Point 1. You changed the legend in Figure 5e. But it still says "Kaplan- Meier survival curves showed no relation between CD9 expression and overall survival (P=0.192)"... but it is MSS not OS, the p-value is 0.018 and not 0.192, and there is a difference?? Three errors in one line.
Response point 1. We changed the legend in Figure 5e. Unfortunately, this is a carelessness. In the revised version we have corrected the result but we have not corrected the legend which has remained the same as in the previous version.

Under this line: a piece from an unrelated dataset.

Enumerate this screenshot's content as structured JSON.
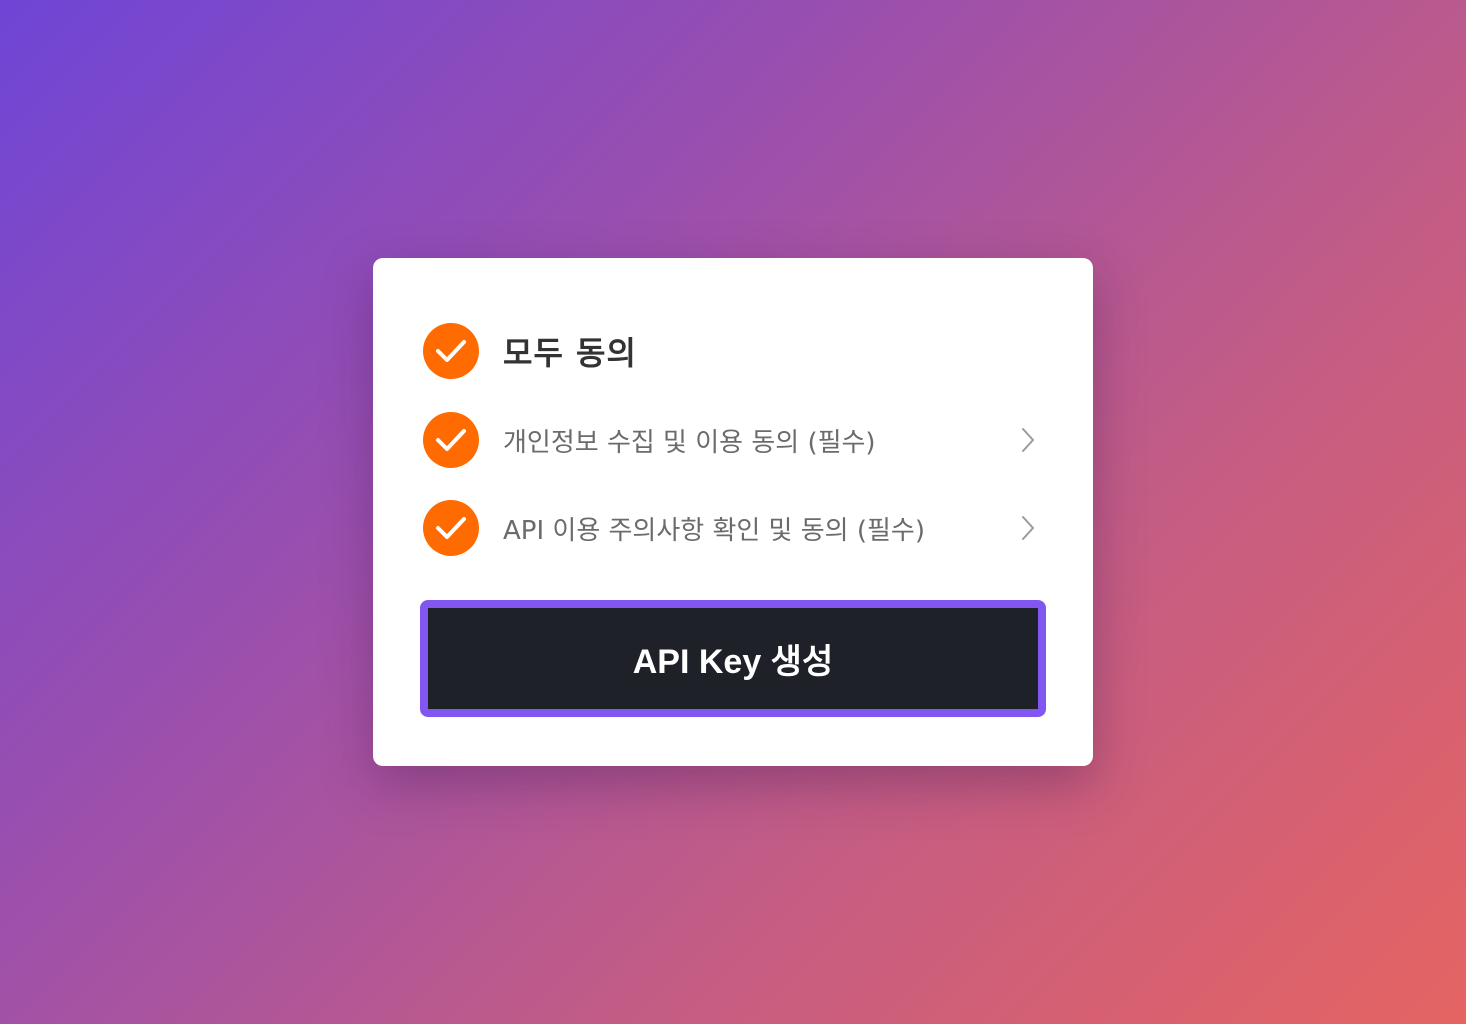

Point 2: Table 2. Have you used Cox-regression to identify factors for a positive SNB? Cox-regression is a "time-to-event" analysis and to use it to identify a binary outcome (pos/neg) is not just wrong, it means that you have absolutely no clue what you are doing. You have to a logistic regression, reporting odds ratios, and not hazard ratios. Another major point is that in multivariate analysis, you must tell what is the reference. In e.g. Table2, what does a HR of 0.52 for Gender meaning. Is it women or men that have a lower risk? And a HR of 0.44 for CD9 would mean that CD9 positivity would LOWER the risk of a positive SNB with 66%... and that is not coherent with your other results.
Response to point 2. We reviewed the statistical analysis with a clinical statistician. We performed a logistic regression analysis shown in Table 2.

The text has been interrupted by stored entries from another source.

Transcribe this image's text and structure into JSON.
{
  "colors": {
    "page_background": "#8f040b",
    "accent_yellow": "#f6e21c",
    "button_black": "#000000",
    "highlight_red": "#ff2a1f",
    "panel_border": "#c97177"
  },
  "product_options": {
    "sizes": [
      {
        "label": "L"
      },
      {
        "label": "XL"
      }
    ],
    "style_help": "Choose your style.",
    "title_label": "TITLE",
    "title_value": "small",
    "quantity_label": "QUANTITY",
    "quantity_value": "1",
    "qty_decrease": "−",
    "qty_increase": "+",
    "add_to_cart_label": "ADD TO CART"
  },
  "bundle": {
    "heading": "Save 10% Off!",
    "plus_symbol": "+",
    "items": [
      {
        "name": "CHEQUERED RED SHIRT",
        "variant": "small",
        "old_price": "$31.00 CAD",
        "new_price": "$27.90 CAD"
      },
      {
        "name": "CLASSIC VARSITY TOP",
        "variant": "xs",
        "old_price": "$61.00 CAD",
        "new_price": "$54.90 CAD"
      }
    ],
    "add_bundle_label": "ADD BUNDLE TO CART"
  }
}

Point 3. In Table 3 you have to report reference categories for all non-continues variables. And e.g. that ulceration would lower the risk of death seems very unlikely (you have probably switched the reference.
Response to point 3. We revised Cox regression analysis. We revised the Table 3.
Point 4. I honestly believe that you need a proper statistical consultation that really verifies all of the statistics and how it is reported. There is almost no statistical analysis performed in this paper that has been correct, even though it has improved after my comments. But the work of a reviewer is not to go through all details and do a revision, that has to be done and vetted for by the authors according to strict scientific stringency. You can not just take a test and run it through SPSS not knowing what you are doing, that is sadly the true impression I get.
Response to point 4. We reviewed the whole statistical analysis with the help of a clinical statistician. We added the Kaplan Meier analysis to study the association between tumor ulceration and MSS. We added the results in the Patient Characteristics section and Figure 1d.
We hope that our manuscript is now suitable for publication, considering that our study was primarily an experimental study. We believe that other studies are needed to confirm our findings, especially our clinical results, with the involvement of a larger number of melanoma patients.
Author Response File: Author Response.docx
Round 4
Reviewer 2 Report
I now think that the major revisions needed are performed, and I can jus congratulate the authors for this very interesting paper!